Two short tales landed in my view this past week that provide lessons on the difficulties of getting computers to take over complex problems in their entirety.
What Facebook’s Newsfeed Thinks It Knows
While catching up with a friend last week, he told me a story that could easily be a cautionary tale for using social networks to augment real world relationships. K______ has a friend whom he sees a few times a week and talks with regularly. That regular contact is where they socialize, and because of that they don’t interact much on Facebook. In particular, they don’t interact with the status messages, photos and links that each other posts.
Without realizing it over time, they had each fallen off of each other’s Newsfeeds, because Facebook watches whose posts you interact and uses that to help decide what to show you. Though the exact Newsfeed secret sauce is a secret, The Daily Beast did some experimenting and came away with some interesting conclusions about how the Newsfeed decides what to show. But getting back to our friends here…
Recently, K______ realized he hadn’t seen his friend for longer than normal. Being too late in the day to call, he looked her up on Facebook. Her few status updates of the past few days said her boyfriend had been in the hospital after being hit by a car, and that was where her life was at right then. There were a bunch of well-wishing comments on the posts, but they hadn’t been seen by K______.
What’s interesting here is that within the Newsfeed algorithm is an assumption that the frequency of interaction with posts indicates the currency or relevancy of a relationship between two points in the “social graph.” Those assumptions are necessary, and often they work really well. But when the assumptions fail, they highlight the reality that social networks are incomplete representations of relationships, just as profiles are incomplete representations of people.
Facebook is good at showing you what’s going on with people you know, but when those gaps are exposed they can be dramatic.
A Bit of White Flag
A great deal of what Google has done with search, and the philosophy it brings to almost all its endeavours, is that computers can take over entire jobs from people. The Google way is a highly technocratic one, an ethos of pushing the technological envelope and sometimes straining or violating human norms in the process.
In search, there’s been a growing criticism of Google’s inability to control content farms, websites that publish garbage or stolen content optimized for high search rankings and stuffed with more ads than Times Square. Google happens to also be the world’s biggest ad placement service, and criticism has also suggested that Google benefits too much from ad placement to fight hard against what Danny Sullivan of Search Engine Land lambasted as an Internet sewage factory.
That goes too far; Google cares too much about getting data right to indulge in that kind of dirty play. A couple years ago when they announced Chrome, I speculated that part of its potential was to provide another way for Google services to learn from people’s browsing behaviour. Today they took a step in that direction by releasing the Personal Block plugin that let’s people blacklist junk sites from their future search results, and in doing so calls out content farms to Google.

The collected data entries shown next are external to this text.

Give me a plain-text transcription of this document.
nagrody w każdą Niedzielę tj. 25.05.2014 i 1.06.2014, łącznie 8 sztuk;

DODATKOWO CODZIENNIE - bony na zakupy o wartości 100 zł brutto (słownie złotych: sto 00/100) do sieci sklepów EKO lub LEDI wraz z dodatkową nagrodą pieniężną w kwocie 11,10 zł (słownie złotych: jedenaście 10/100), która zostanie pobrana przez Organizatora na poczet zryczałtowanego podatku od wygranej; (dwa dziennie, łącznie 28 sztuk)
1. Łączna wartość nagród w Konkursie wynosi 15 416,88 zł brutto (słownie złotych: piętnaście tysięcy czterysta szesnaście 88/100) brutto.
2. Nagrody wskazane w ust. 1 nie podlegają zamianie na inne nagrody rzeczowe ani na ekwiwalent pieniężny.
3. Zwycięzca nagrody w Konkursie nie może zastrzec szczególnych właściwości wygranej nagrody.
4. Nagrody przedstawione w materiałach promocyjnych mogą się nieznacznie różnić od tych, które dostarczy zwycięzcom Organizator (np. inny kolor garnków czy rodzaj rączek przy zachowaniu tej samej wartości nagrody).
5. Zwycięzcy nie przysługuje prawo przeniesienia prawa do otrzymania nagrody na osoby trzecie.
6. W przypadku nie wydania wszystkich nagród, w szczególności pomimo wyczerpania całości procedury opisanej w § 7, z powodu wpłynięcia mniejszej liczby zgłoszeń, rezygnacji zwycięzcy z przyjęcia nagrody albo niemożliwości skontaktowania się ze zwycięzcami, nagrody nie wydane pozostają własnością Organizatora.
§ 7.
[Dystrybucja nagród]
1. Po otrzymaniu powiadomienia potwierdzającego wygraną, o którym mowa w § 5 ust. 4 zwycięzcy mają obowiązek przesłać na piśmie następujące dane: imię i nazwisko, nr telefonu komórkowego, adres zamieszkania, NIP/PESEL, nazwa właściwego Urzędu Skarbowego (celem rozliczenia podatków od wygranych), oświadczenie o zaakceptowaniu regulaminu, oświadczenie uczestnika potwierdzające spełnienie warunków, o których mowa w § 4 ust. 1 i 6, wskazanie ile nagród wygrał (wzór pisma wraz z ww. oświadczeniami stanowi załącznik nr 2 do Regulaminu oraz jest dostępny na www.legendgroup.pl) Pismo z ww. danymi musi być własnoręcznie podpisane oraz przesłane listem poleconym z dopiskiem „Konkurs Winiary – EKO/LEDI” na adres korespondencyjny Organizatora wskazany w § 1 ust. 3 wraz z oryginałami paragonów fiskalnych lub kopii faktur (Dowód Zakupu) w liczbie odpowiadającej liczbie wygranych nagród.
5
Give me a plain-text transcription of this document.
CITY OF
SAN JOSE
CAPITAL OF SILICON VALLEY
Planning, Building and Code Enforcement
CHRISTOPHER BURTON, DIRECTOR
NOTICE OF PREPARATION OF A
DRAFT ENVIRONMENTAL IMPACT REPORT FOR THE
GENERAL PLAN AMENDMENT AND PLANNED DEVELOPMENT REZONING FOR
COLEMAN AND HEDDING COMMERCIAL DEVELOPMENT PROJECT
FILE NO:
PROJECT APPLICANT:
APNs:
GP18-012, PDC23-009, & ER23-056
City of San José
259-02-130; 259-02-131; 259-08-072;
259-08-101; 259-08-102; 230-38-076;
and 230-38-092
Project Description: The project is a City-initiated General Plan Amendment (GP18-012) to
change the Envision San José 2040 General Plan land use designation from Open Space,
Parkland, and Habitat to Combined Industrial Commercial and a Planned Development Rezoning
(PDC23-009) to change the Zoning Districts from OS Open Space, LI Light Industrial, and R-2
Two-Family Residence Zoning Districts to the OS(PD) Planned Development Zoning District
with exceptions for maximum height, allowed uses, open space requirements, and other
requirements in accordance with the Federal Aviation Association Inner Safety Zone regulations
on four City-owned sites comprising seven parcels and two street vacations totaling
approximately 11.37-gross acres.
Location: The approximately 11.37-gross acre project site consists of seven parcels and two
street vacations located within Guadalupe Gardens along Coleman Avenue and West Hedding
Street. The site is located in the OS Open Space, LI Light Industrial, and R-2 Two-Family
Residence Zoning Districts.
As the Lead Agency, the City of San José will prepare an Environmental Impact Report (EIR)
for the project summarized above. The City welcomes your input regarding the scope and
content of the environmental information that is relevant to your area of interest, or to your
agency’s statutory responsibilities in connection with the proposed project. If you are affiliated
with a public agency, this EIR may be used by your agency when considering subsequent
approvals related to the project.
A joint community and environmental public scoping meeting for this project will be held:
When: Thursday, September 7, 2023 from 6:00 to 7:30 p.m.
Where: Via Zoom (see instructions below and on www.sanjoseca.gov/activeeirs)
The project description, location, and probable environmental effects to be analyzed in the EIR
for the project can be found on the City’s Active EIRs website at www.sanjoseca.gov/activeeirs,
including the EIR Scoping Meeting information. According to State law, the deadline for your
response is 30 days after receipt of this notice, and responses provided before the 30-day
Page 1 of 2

This is the first overt move into social search I’ve seen from Google. The plugin is a good idea: it provides personal value, and derives community value implicitly from the action that invokes the personal value. Always on brand for Google, the plugin is ‘experimental’, but it doesn’t take a lot of imagination to see a bit of surrender here: they can’t get the algorithm to identify content farms correctly, so it’s time to call in some human intel, crowdsource style.
It’s a humanizing, and maybe a bit of a humiliating moment for Google, who recently bragged about building a robotic car that they disturbingly trusted enough to drive through civilian traffic without a special permit (but with a human override on hand). Will crowd wisdom tune Google’s algorithm to the content farm problem? Possibly. Will content farmers might automate Chrome to send in false positives or to tattle on competing sites. Also possible, they’re clever jerks. Only time will tell, and the answer will likely be in between those extremes, which is where conjecture usually lands.
Algorithms are powerful, but so is human intelligence. It’s funny that while writing this I stopped to see tweets about a computer kicking butt on Jeopardy tonight. It’s been a bad and a good day for the Algorithm in Society. Who knows what tomorrow will bring, but I feel like John Henry is having a laugh somewhere.